Nel lungo messaggio, Giuseppe Conte chiama in causa le chat che riguarderebbero Andrea Delmastro e un prestanome di un clan mafioso, le Regioni di centrodestra escluse dalle domande sulla gestione della pandemia e la posizione della ministra del Turismo Daniela Santanchè nell’inchiesta per presunta truffa Covid.
“Dicci invece in quale cassaforte sono finite le chat del tuo amico Delmastro con un prestanome di un clan mafioso”, scrive Conte. E ancora: “Dicci quando Santanchè andrà in tribunale senza protezioni e scudi sull’inchiesta per truffa Covid“. Parole pesanti, che rilanciano una polemica già molto accesa. L’ex presidente del Consiglio insiste sul tema della trasparenza e mette a confronto le rispettive posizioni: “Io oggi sono stato per ore a rendere conto e a rispondere. Tu li hai 5 minuti per rispondere all’Italia? A noi piace la verità, a voi evidentemente fa male”.

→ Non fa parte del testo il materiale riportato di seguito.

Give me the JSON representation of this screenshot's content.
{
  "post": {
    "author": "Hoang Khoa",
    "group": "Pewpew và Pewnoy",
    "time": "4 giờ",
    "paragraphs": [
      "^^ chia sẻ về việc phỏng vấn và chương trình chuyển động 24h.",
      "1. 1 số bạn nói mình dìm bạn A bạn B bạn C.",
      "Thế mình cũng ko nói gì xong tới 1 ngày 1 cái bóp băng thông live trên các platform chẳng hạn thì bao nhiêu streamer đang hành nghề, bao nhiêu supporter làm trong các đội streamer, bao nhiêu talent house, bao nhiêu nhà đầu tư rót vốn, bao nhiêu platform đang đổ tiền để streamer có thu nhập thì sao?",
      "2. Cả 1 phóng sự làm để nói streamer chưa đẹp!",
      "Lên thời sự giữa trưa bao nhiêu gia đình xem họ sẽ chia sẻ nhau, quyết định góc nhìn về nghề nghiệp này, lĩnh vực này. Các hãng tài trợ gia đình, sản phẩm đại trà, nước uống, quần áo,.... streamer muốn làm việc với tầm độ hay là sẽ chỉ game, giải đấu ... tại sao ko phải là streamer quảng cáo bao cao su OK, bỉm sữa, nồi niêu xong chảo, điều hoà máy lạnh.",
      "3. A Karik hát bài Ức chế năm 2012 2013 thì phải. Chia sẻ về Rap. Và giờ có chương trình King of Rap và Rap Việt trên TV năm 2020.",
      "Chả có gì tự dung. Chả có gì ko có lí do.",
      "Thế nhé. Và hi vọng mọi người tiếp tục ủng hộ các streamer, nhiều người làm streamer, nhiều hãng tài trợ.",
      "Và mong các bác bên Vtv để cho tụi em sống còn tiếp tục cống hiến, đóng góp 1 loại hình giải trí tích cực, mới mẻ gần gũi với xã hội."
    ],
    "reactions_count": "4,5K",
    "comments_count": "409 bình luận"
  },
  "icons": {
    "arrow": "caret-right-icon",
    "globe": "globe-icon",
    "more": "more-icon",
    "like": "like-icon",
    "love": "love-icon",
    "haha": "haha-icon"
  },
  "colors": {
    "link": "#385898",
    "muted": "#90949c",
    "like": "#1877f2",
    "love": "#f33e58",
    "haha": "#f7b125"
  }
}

La premier aveva commentato l’audizione di Conte sostenendo che gli italiani abbiano diritto a conoscere fino in fondo quanto accaduto nel periodo dell’emergenza sanitaria. Per Giorgia Meloni, la Commissione deve fare piena luce sulle decisioni assunte, sulle risorse pubbliche utilizzate e su eventuali responsabilità. “La verità sulla pandemia non è un attacco politico. È un diritto degli italiani“, aveva scritto la presidente del Consiglio. Una posizione che Conte contesta, spostando l’attenzione su altri dossier delicati che coinvolgono esponenti dell’attuale maggioranza.
Intanto anche i capigruppo di Pd, Movimento 5 Stelle, Alleanza Verdi e Sinistra e Italia Viva nella Commissione d’inchiesta sul Covid sono intervenuti con una nota congiunta. Ylenia Zambito, Alfonso Colucci, Filiberto Zaratti e Annamaria Furlan hanno definito l’audizione di Conte una “boccata d’ossigeno” per l’istituzione. Secondo gli esponenti dell’opposizione, la Commissione sarebbe stata delegittimata da una maggioranza che, con Fratelli d’Italia in testa, l’avrebbe usata come strumento di propaganda politica. Per ora, dalla premier non è arrivata una risposta pubblica al nuovo affondo di Conte. Ma la distanza tra i due fronti appare ancora una volta enorme.